Users are usually right about their pain. They are not always right about the solution. The PM's job is to translate messy human frustration into a product decision.

Good PMs listen to users.

Great PMs know when not to.

That took me a while to understand.

When you first get into product, you treat every user conversation like gospel.

A user says they want a feature.

You write it down.

Three users say the same thing.

You call it validation.

Ten users say it.

Now it’s on the roadmap.

But here’s the trap:

Users are usually right about their pain.

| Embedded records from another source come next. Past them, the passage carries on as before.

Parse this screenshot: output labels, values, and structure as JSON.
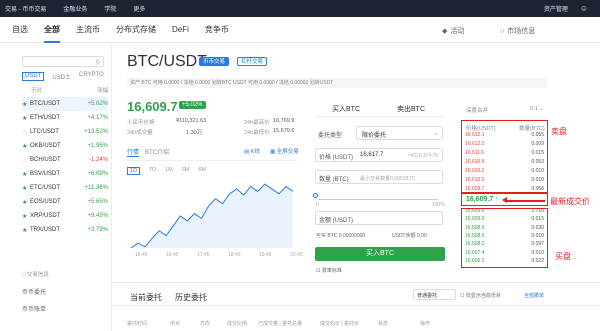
{
  "topbar": {
    "items": [
      "交易 - 币币交易",
      "金融业务",
      "学院",
      "更多"
    ],
    "right": [
      "资产管理"
    ]
  },
  "subnav": {
    "tabs": [
      "自选",
      "全部",
      "主流币",
      "分布式存储",
      "DeFi",
      "竞争币"
    ],
    "active": 1,
    "activity": "活动",
    "market_info": "市场信息"
  },
  "markets": {
    "tabs": [
      "USDT",
      "USD士",
      "CRYPTO"
    ],
    "headers": [
      "币对",
      "涨幅"
    ],
    "pairs": [
      {
        "name": "BTC/USDT",
        "change": "+5.02%",
        "dir": "up",
        "star": true
      },
      {
        "name": "ETH/USDT",
        "change": "+4.17%",
        "dir": "up",
        "star": true
      },
      {
        "name": "LTC/USDT",
        "change": "+13.52%",
        "dir": "up",
        "star": false
      },
      {
        "name": "OKB/USDT",
        "change": "+1.95%",
        "dir": "up",
        "star": true
      },
      {
        "name": "BCH/USDT",
        "change": "-1.24%",
        "dir": "dn",
        "star": false
      },
      {
        "name": "BSV/USDT",
        "change": "+6.09%",
        "dir": "up",
        "star": true
      },
      {
        "name": "ETC/USDT",
        "change": "+11.36%",
        "dir": "up",
        "star": true
      },
      {
        "name": "EOS/USDT",
        "change": "+5.65%",
        "dir": "up",
        "star": true
      },
      {
        "name": "XRP/USDT",
        "change": "+9.45%",
        "dir": "up",
        "star": true
      },
      {
        "name": "TRX/USDT",
        "change": "+3.79%",
        "dir": "up",
        "star": true
      }
    ],
    "footer_title": "交易信息",
    "footer_links": [
      "币币委托",
      "币币账单"
    ]
  },
  "pair": {
    "title": "BTC/USDT",
    "tag1": "币币交易",
    "tag2": "杠杆交易",
    "assets": "资产  BTC 可用 0.0000 / 冻结 0.0000  划转BTC  USDT 可用 0.0000 / 冻结 0.00000  划转USDT",
    "last_price": "16,609.7",
    "change": "+5.02%",
    "stats": {
      "cny_label": "人民币价格",
      "cny": "¥110,321.63",
      "high_label": "24h最高价",
      "high": "16,769.9",
      "vol_label": "24h成交量",
      "vol": "1.30万",
      "low_label": "24h最低价",
      "low": "15,679.6"
    }
  },
  "chart": {
    "tabs": [
      "行情",
      "BTC介绍"
    ],
    "right": [
      "K线",
      "全屏交易"
    ],
    "intervals": [
      "1D",
      "7D",
      "1M",
      "3M",
      "6M"
    ],
    "xlabels": [
      "15:45",
      "16:45",
      "17:45",
      "18:45",
      "19:45",
      "20:45"
    ]
  },
  "chart_data": {
    "type": "line",
    "values": [
      12,
      16,
      13,
      20,
      26,
      22,
      30,
      38,
      34,
      40,
      36,
      46,
      52,
      48,
      56,
      60,
      55,
      62,
      58,
      64,
      60,
      56,
      62,
      58
    ]
  },
  "trade": {
    "buy_tab": "买入BTC",
    "sell_tab": "卖出BTC",
    "order_type_label": "委托类型",
    "order_type": "限价委托",
    "price_label": "价格 (USDT)",
    "price": "16,617.7",
    "price_hint": "≈¥110,374.76",
    "amount_label": "数量 (BTC)",
    "amount_hint": "最小交易数量0.0001BTC",
    "slider_min": "0",
    "slider_max": "100%",
    "total_label": "金额 (USDT)",
    "avail": "可买 BTC 0.00000000",
    "usdt_bal": "USDT余额 0.00",
    "buy_button": "买入BTC",
    "checkbox": "费率标准"
  },
  "orderbook": {
    "depth_label": "深度合并",
    "depth_value": "0.1",
    "headers": [
      "价格(USDT)",
      "数量(BTC)"
    ],
    "asks": [
      {
        "p": "16,612.1",
        "q": "0.055"
      },
      {
        "p": "16,612.0",
        "q": "0.009"
      },
      {
        "p": "16,611.6",
        "q": "0.015"
      },
      {
        "p": "16,610.9",
        "q": "0.053"
      },
      {
        "p": "16,610.2",
        "q": "0.010"
      },
      {
        "p": "16,610.0",
        "q": "0.010"
      },
      {
        "p": "16,609.7",
        "q": "0.056"
      }
    ],
    "mid": "16,609.7 ↑",
    "bids": [
      {
        "p": "16,609.6",
        "q": "2.710"
      },
      {
        "p": "16,609.0",
        "q": "0.015"
      },
      {
        "p": "16,608.9",
        "q": "0.030"
      },
      {
        "p": "16,608.5",
        "q": "0.010"
      },
      {
        "p": "16,608.2",
        "q": "0.097"
      },
      {
        "p": "16,607.4",
        "q": "0.010"
      },
      {
        "p": "16,606.2",
        "q": "0.022"
      }
    ],
    "ask_annot": "卖盘",
    "bid_annot": "买盘",
    "mid_annot": "最新成交价"
  },
  "bottom": {
    "tabs": [
      "当前委托",
      "历史委托"
    ],
    "filter": "普通委托",
    "only_current": "仅显示当前币对",
    "cancel_all": "全部撤单",
    "headers": [
      "委托时间",
      "币对",
      "方向",
      "成交比例",
      "已成交量 | 委托总量",
      "成交均价 | 委托价",
      "状态",
      "操作"
    ]
  }
}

They are not always right about the solution.

They’ll tell you:

“Add a dashboard.”

“Give me more filters.”

“Send me more reminders.”

“Make it like this other tool.”

But underneath that request is usually a deeper problem:

I’m confused.

I don’t trust the output.

I don’t know what to do next.

I don’t feel progress.

I’m scared of making the wrong decision.

The PM’s job is not to copy-paste user requests into Jira.

The PM’s job is to translate messy human frustration into a product decision.

That means listening deeply but not literally.

It means asking:

What are they really trying to accomplish?

What anxiety is this request hiding?

What workaround are they using today?

What would make this feel obvious instead of complicated?

This is where product judgment comes in.

Because if you build exactly what users ask for, you often end up with a bloated product.

But if you understand why they asked for it, you can build something much sharper.

User feedback is not the answer key.

It’s the raw material.

The PM’s job is to turn it into insight.